If you’ve installed a custom Anaconda parcel, the path for PYSPARK_PYTHON
will be /opt/cloudera/parcels/PARCEL_NAME/bin/python
, where PARCEL_NAME
is the name of the custom parcel you created.
Configuring Anaconda with Jupyter Notebooks and Hortonworks HDP¶
Configure Jupyter Notebooks to use Anaconda Scale with Hortonworks HDP using the following Python code at the top of your notebook:
import os
import sys
os.environ["PYSPARK_PYTHON"] = "/opt/continuum/anaconda/bin/python"
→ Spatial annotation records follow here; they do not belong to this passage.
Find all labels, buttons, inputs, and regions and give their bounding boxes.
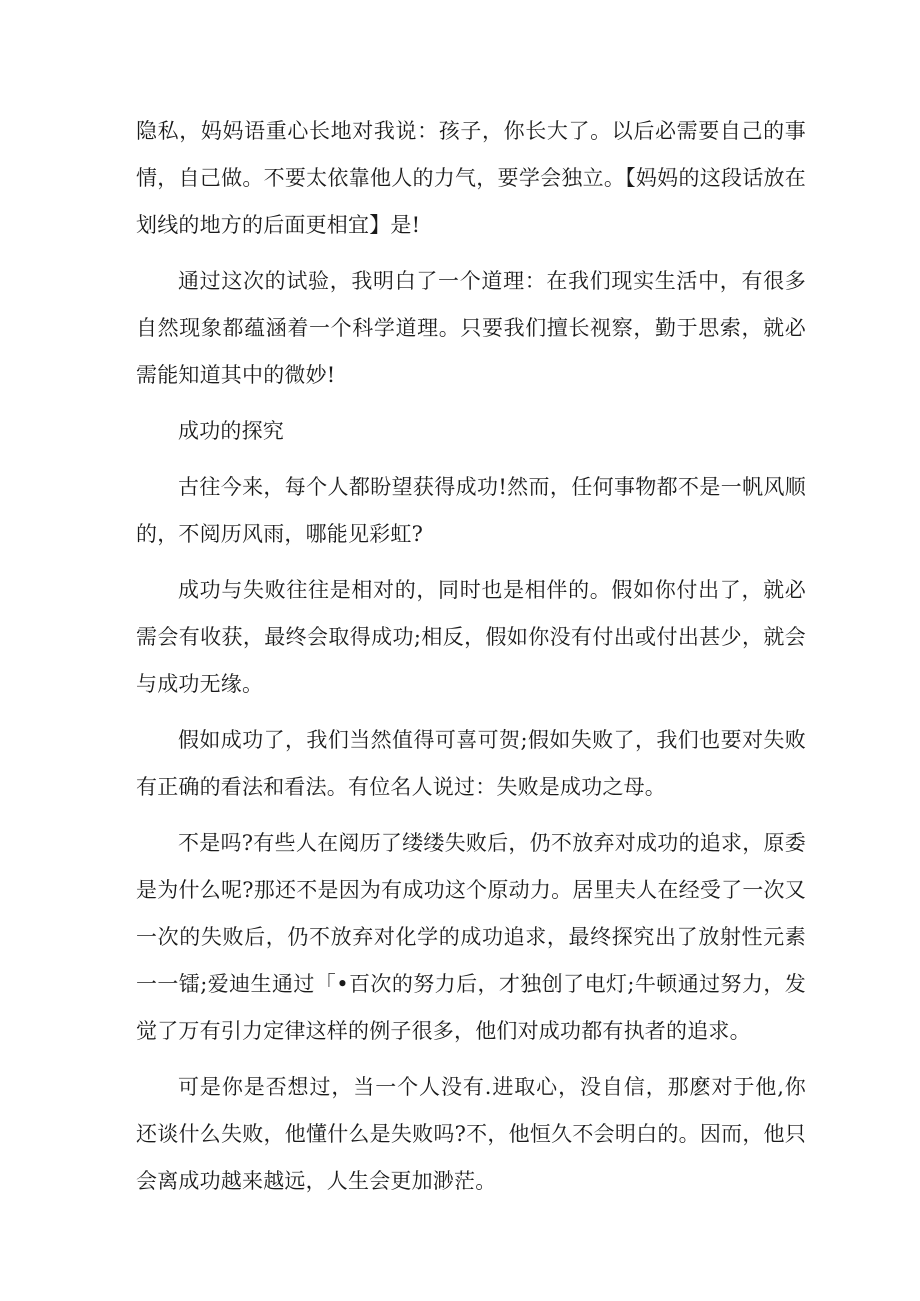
section-heading: 成功的探究 <box>178 419 284 443</box>
document-body <box>136 108 806 1214</box>
paragraph-6: 不是吗?有些人在阅历了缕缕失败后，仍不放弃对成功的追求，原委是为什么呢?那还不是因为有成功这个原动力。居里夫人在经受了一次又一次的失败后，仍不放弃对化学的成功追求，最终探究出了放射性元素一一镭;爱迪生通过「•百次的努力后，才独创了电灯;牛顿通过努力，发觉了万有引力定律这样的例子很多，他们对成功都有执者的追求。 <box>136 831 806 1043</box>
paragraph-7: 可是你是否想过，当一个人没有.进取心，没自信，那麽对于他,你还谈什么失败，他懂什么是失败吗?不，他恒久不会明白的。因而，他只会离成功越来越远，人生会更加渺茫。 <box>136 1075 806 1193</box>
paragraph-3: 古往今来，每个人都盼望获得成功!然而，任何事物都不是一帆风顺的，不阅历风雨，哪能见彩虹? <box>136 475 806 546</box>
paragraph-4: 成功与失败往往是相对的，同时也是相伴的。假如你付出了，就必需会有收获，最终会取得成功;相反，假如你没有付出或付出甚少，就会与成功无缘。 <box>136 578 806 696</box>
paragraph-5: 假如成功了，我们当然值得可喜可贺;假如失败了，我们也要对失败有正确的看法和看法。有位名人说过：失败是成功之母。 <box>136 728 806 799</box>
paragraph-1: 隐私，妈妈语重心长地对我说：孩子，你长大了。以后必需要自己的事情，自己做。不要太依靠他人的力气，要学会独立。【妈妈的这段话放在划线的地方的后面更相宜】是! <box>136 119 806 237</box>
paragraph-2: 通过这次的试验，我明白了一个道理：在我们现实生活中，有很多自然现象都蕴涵着一个科学道理。只要我们擅长视察，勤于思索，就必需能知道其中的微妙! <box>136 269 806 387</box>
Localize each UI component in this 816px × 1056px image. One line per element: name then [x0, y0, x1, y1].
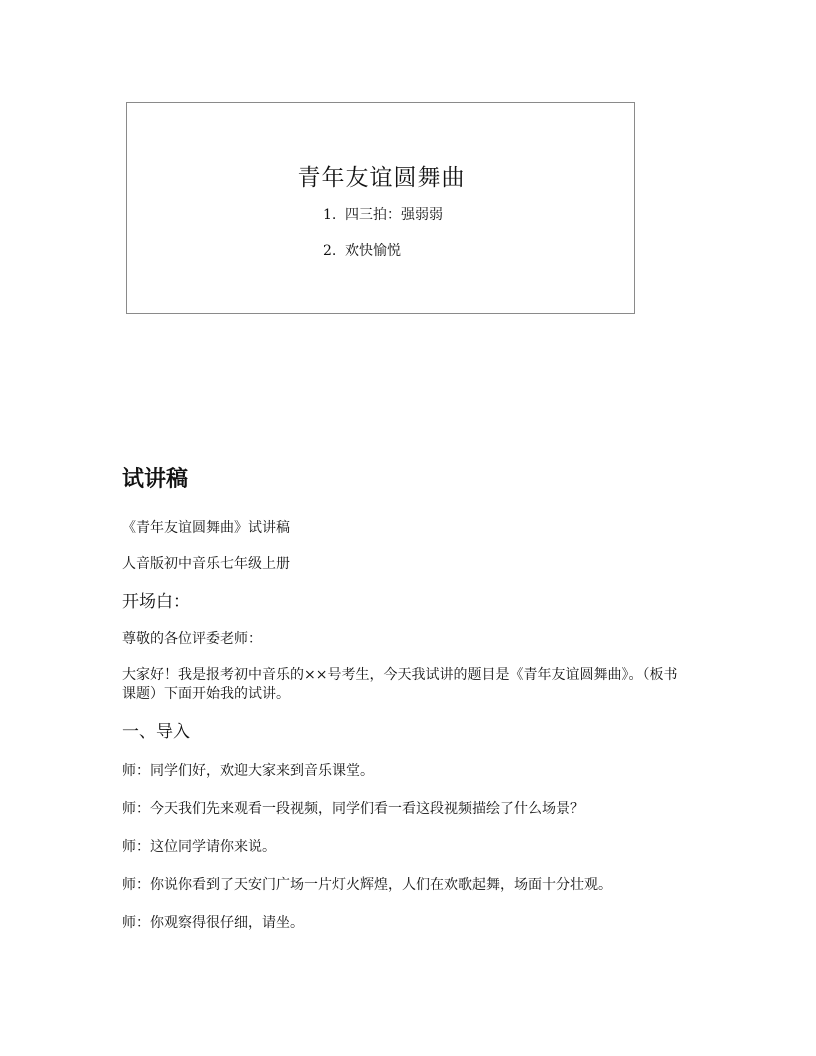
- board-item: [323, 242, 443, 260]
- document-body: [122, 460, 682, 933]
- board-item-text: 四三拍：强弱弱: [345, 207, 443, 223]
- blackboard-box: [126, 102, 635, 314]
- teacher-line: 师：今天我们先来观看一段视频，同学们看一看这段视频描绘了什么场景？: [122, 801, 584, 817]
- opening-intro: 大家好！我是报考初中音乐的××号考生，今天我试讲的题目是《青年友谊圆舞曲》。（板书课题）下面开始我的试讲。: [122, 667, 678, 702]
- board-item-text: 欢快愉悦: [345, 243, 401, 259]
- teacher-line: 师：你观察得很仔细，请坐。: [122, 915, 304, 931]
- teacher-line: 师：你说你看到了天安门广场一片灯火辉煌，人们在欢歌起舞，场面十分壮观。: [122, 877, 612, 893]
- board-item-number: 2.: [323, 243, 337, 259]
- board-title: 青年友谊圆舞曲: [297, 165, 466, 191]
- teacher-line: 师：这位同学请你来说。: [122, 839, 276, 855]
- document-title: 试讲稿: [122, 467, 189, 492]
- teacher-line: 师：同学们好，欢迎大家来到音乐课堂。: [122, 763, 374, 779]
- section-heading-intro: 一、导入: [122, 722, 190, 742]
- board-list: [323, 206, 443, 278]
- opening-heading: 开场白：: [122, 592, 190, 612]
- document-edition: 人音版初中音乐七年级上册: [122, 556, 290, 572]
- board-item: [323, 206, 443, 224]
- board-item-number: 1.: [323, 207, 337, 223]
- document-subtitle: 《青年友谊圆舞曲》试讲稿: [122, 520, 290, 536]
- opening-greeting: 尊敬的各位评委老师：: [122, 631, 262, 647]
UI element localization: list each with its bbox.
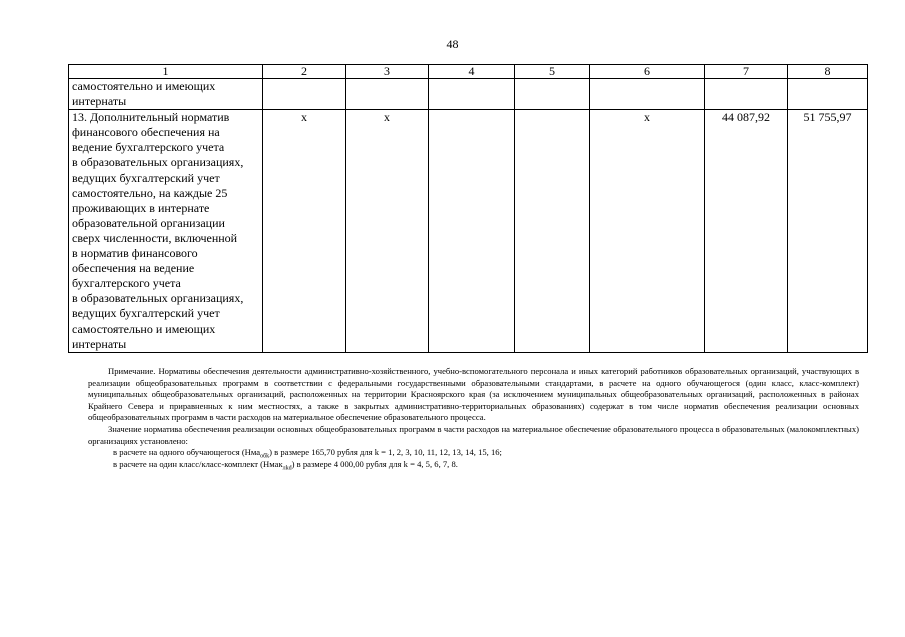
text-line: самостоятельно и имеющих [72, 79, 216, 93]
text-line: самостоятельно и имеющих [72, 321, 216, 336]
text-line: проживающих в интернате [72, 200, 210, 215]
cell-col4 [429, 110, 515, 353]
text-line: финансового обеспечения на [72, 125, 220, 140]
text-line: интернаты [72, 336, 127, 351]
cell-col8: 51 755,97 [788, 110, 868, 353]
cell-col2: х [263, 110, 346, 353]
header-cell: 3 [346, 65, 429, 79]
text-line: ведение бухгалтерского учета [72, 140, 225, 155]
text-line: самостоятельно, на каждые 25 [72, 185, 228, 200]
note-paragraph-1: Примечание. Нормативы обеспечения деятельности административно-хозяйственного, учебно-вспомогательного персонала и иных категорий работников образовательных организаций, участвующих в реализации общеобразовательных программ в соответствии с федеральными государственными образовательными стандартами, в расчете на одного обучающегося (один класс, класс-комплект) муниципальных общеобразовательных организаций, расположенных на территории Красноярского края (за исключением муниципальных общеобразовательных организаций, расположенных в районах Крайнего Севера и приравненных к ним местностях, а также в закрытых административно-территориальных образованиях) содержат в том числе норматив обеспечения реализации основных общеобразовательных программ в части расходов на материальное обеспечение образовательного процесса. [88, 366, 859, 423]
empty-cell [346, 79, 429, 110]
note-item-1-text-end: ) в размере 165,70 рубля для k = 1, 2, 3, 10, 11, 12, 13, 14, 15, 16; [269, 447, 502, 458]
note-item-2 [88, 459, 859, 471]
note-item-1 [88, 447, 859, 459]
empty-cell [515, 79, 590, 110]
cell-col5 [515, 110, 590, 353]
row-text-cell [69, 79, 263, 110]
header-cell: 1 [69, 65, 263, 79]
empty-cell [590, 79, 705, 110]
text-line: ведущих бухгалтерский учет [72, 306, 220, 321]
empty-cell [429, 79, 515, 110]
text-line: сверх численности, включенной [72, 230, 238, 245]
note-item-2-text-end: ) в размере 4 000,00 рубля для k = 4, 5, 6, 7, 8. [291, 458, 458, 469]
cell-col6: х [590, 110, 705, 353]
text-line: бухгалтерского учета [72, 276, 181, 291]
page-number: 48 [446, 37, 459, 51]
cell-col7: 44 087,92 [705, 110, 788, 353]
text-line: в норматив финансового [72, 246, 198, 261]
empty-cell [705, 79, 788, 110]
empty-cell [263, 79, 346, 110]
header-cell: 4 [429, 65, 515, 79]
text-line: 13. Дополнительный норматив [72, 110, 230, 125]
note-paragraph-2: Значение норматива обеспечения реализации основных общеобразовательных программ в части расходов на материальное обеспечение образовательного процесса в образовательных (малокомплектных) организациях установлено: [88, 423, 859, 446]
table-header-row [69, 65, 868, 79]
text-line: обеспечения на ведение [72, 261, 195, 276]
text-line: в образовательных организациях, [72, 155, 244, 170]
note-item-2-text: в расчете на один класс/класс-комплект (Нмак [113, 458, 283, 469]
note-item-1-text: в расчете на одного обучающегося (Нма [113, 447, 261, 458]
footnote [88, 366, 859, 470]
empty-cell [788, 79, 868, 110]
text-line: интернаты [72, 94, 127, 109]
text-line: ведущих бухгалтерский учет [72, 170, 220, 185]
header-cell: 5 [515, 65, 590, 79]
note-item-1-subscript: обk [260, 453, 270, 460]
cell-col3: х [346, 110, 429, 353]
header-cell: 8 [788, 65, 868, 79]
row-text-cell [69, 110, 263, 353]
header-cell: 6 [590, 65, 705, 79]
text-line: в образовательных организациях, [72, 291, 244, 306]
table-row-13 [69, 110, 868, 353]
text-line: образовательной организации [72, 215, 225, 230]
norm-table [68, 64, 868, 353]
table-row-continuation [69, 79, 868, 110]
note-item-2-subscript: лkd [282, 465, 292, 472]
header-cell: 2 [263, 65, 346, 79]
header-cell: 7 [705, 65, 788, 79]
os.environ["SPARK_HOME"] = "/usr/hdp/current/spark-client"
os.environ["PYLIB"] = os.environ["SPARK_HOME"] + "/python/lib"
sys.path.insert(0, os.environ["PYLIB"] +"/py4j-0.9-src.zip")
sys.path.insert(0, os.environ["PYLIB"] +"/pyspark.zip")
The above configuration was tested with Hortonworks HDP 2.6, Apache Ambari 2.4 and Spark 1.6. Depending on the version of Hortonworks HDP that you have installed, you might need to customize these paths according to the location of Spark and Anaconda on your cluster.
If you’ve installed a custom Anaconda management pack, the path for
PYSPARK_PYTHON
will be /opt/continuum/PARCEL_NAME/bin/python
,
where PARCEL_NAME
is the name of the custom parcel you created.
Creating a SparkContext¶
Once you have configured the appropriate environment variables, you can initialize
a SparkContext–in yarn-client
client mode in this example–using:
from pyspark import SparkConf
from pyspark import SparkContext
conf = SparkConf()
conf.setMaster('yarn-client')
conf.setAppName('anaconda-pyspark')
sc = SparkContext(conf=conf)
For more information about configuring Spark settings, see the PySpark documentation.
Once you’ve initialized a SparkContext, you can start using Anaconda with Spark jobs. For examples of Spark jobs that use libraries from Anaconda, see Using Anaconda with Spark.